RCA - Mitigated - APIv2 - West Europe - 21-07-2022
Impact summary
On 21 July 2022, between 03:48 UTC and 08:15 UTC, many customers experienced errors or extreme delays accessing the Web Application, APIv2, and other APIs on our West Europe region. During the peak of the incident, Skills Workflow was practically unusable on the affected region with multiple systems failing.
The incident response team quickly noticed that we had multiple errors connecting to SQL Databases from our backend services, in particular the APIv2 service. The team was also unable to access the affected services on the Azure Management Portal, thus posing an added difficulty in diagnosing the situation.
This led to the suspicion of a major Azure issue on this data center.
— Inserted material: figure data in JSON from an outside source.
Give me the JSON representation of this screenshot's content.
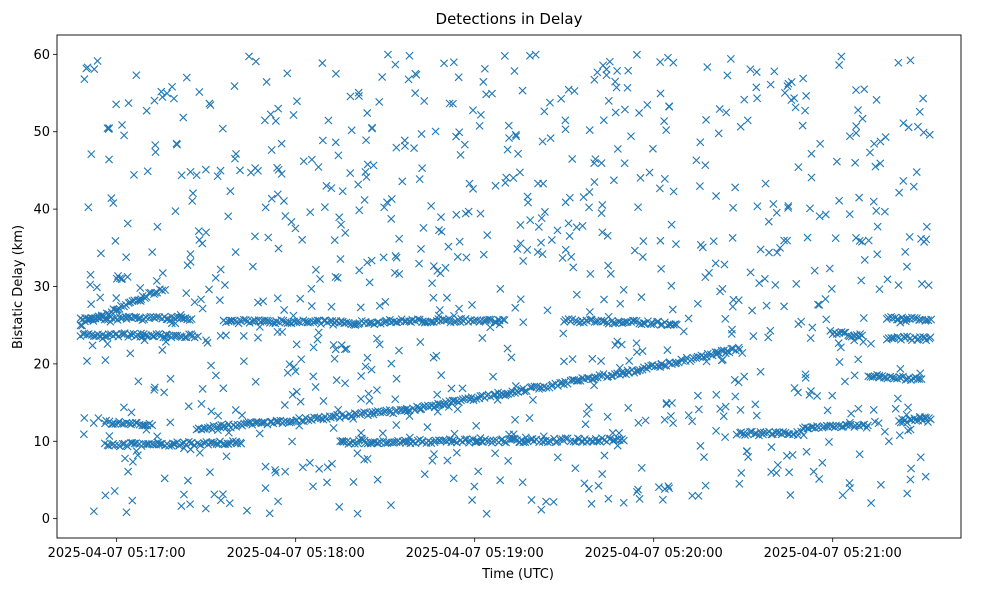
{
  "chart_data": {
    "type": "scatter",
    "title": "Detections in Delay",
    "xlabel": "Time (UTC)",
    "ylabel": "Bistatic Delay (km)",
    "marker": "x",
    "color": "#1f77b4",
    "grid": false,
    "legend": "none",
    "xlim": [
      "2025-04-07 05:16:40",
      "2025-04-07 05:21:43"
    ],
    "ylim": [
      -2.5,
      62.5
    ],
    "x_ticks": [
      "2025-04-07 05:17:00",
      "2025-04-07 05:18:00",
      "2025-04-07 05:19:00",
      "2025-04-07 05:20:00",
      "2025-04-07 05:21:00"
    ],
    "y_ticks": [
      0,
      10,
      20,
      30,
      40,
      50,
      60
    ],
    "time_range": [
      "2025-04-07 05:16:48",
      "2025-04-07 05:21:33"
    ],
    "tracks": [
      {
        "from": [
          "2025-04-07 05:16:48",
          25.0
        ],
        "to": [
          "2025-04-07 05:17:16",
          29.8
        ]
      },
      {
        "from": [
          "2025-04-07 05:16:48",
          23.8
        ],
        "to": [
          "2025-04-07 05:17:27",
          23.6
        ]
      },
      {
        "from": [
          "2025-04-07 05:16:48",
          25.9
        ],
        "to": [
          "2025-04-07 05:17:25",
          25.9
        ]
      },
      {
        "from": [
          "2025-04-07 05:16:56",
          12.5
        ],
        "to": [
          "2025-04-07 05:17:12",
          12.0
        ]
      },
      {
        "from": [
          "2025-04-07 05:17:27",
          11.6
        ],
        "to": [
          "2025-04-07 05:18:37",
          14.0
        ]
      },
      {
        "from": [
          "2025-04-07 05:18:37",
          14.0
        ],
        "to": [
          "2025-04-07 05:19:52",
          19.0
        ]
      },
      {
        "from": [
          "2025-04-07 05:19:52",
          19.0
        ],
        "to": [
          "2025-04-07 05:20:29",
          22.0
        ]
      },
      {
        "from": [
          "2025-04-07 05:17:36",
          25.5
        ],
        "to": [
          "2025-04-07 05:18:30",
          25.3
        ]
      },
      {
        "from": [
          "2025-04-07 05:18:30",
          25.6
        ],
        "to": [
          "2025-04-07 05:19:10",
          25.6
        ]
      },
      {
        "from": [
          "2025-04-07 05:19:30",
          25.6
        ],
        "to": [
          "2025-04-07 05:20:08",
          25.2
        ]
      },
      {
        "from": [
          "2025-04-07 05:18:15",
          9.9
        ],
        "to": [
          "2025-04-07 05:19:50",
          10.2
        ]
      },
      {
        "from": [
          "2025-04-07 05:16:56",
          9.5
        ],
        "to": [
          "2025-04-07 05:17:42",
          9.8
        ]
      },
      {
        "from": [
          "2025-04-07 05:20:28",
          11.0
        ],
        "to": [
          "2025-04-07 05:20:50",
          11.0
        ]
      },
      {
        "from": [
          "2025-04-07 05:20:50",
          11.7
        ],
        "to": [
          "2025-04-07 05:21:12",
          12.0
        ]
      },
      {
        "from": [
          "2025-04-07 05:21:00",
          24.0
        ],
        "to": [
          "2025-04-07 05:21:10",
          23.6
        ]
      },
      {
        "from": [
          "2025-04-07 05:21:18",
          26.0
        ],
        "to": [
          "2025-04-07 05:21:33",
          25.6
        ]
      },
      {
        "from": [
          "2025-04-07 05:21:18",
          23.3
        ],
        "to": [
          "2025-04-07 05:21:33",
          23.3
        ]
      },
      {
        "from": [
          "2025-04-07 05:21:12",
          18.5
        ],
        "to": [
          "2025-04-07 05:21:30",
          18.0
        ]
      },
      {
        "from": [
          "2025-04-07 05:21:22",
          12.5
        ],
        "to": [
          "2025-04-07 05:21:33",
          13.0
        ]
      },
      {
        "from": [
          "2025-04-07 05:17:00",
          31.2
        ],
        "to": [
          "2025-04-07 05:17:02",
          31.2
        ]
      }
    ],
    "clutter": {
      "count": 900,
      "y_range": [
        0.5,
        60
      ]
    }
  }
}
At that point the team engaged Azure Support and it was confirmed that Azure was investigating two incidents on the West Europe region; one for SQL Database (tracking ID: 3TBL-PD8) and another for App Service (tracking ID: 3TFH-PZ0).
The SQL Database issue was preventing services from connecting to SQL Databases on the affected region, so the team confirmed that this was the cause for the errors connecting to SQL Databases. As the majority of data on our platform is stored on multiple SQL Databases, this Azure issue had a severe impact on our services.
As the Azure team started rolling out a mitigation we began to see an improvement on our error rates, and by 8:15 UTC we had no errors, despite the Azure mitigation just being completed by 13:30 UTC.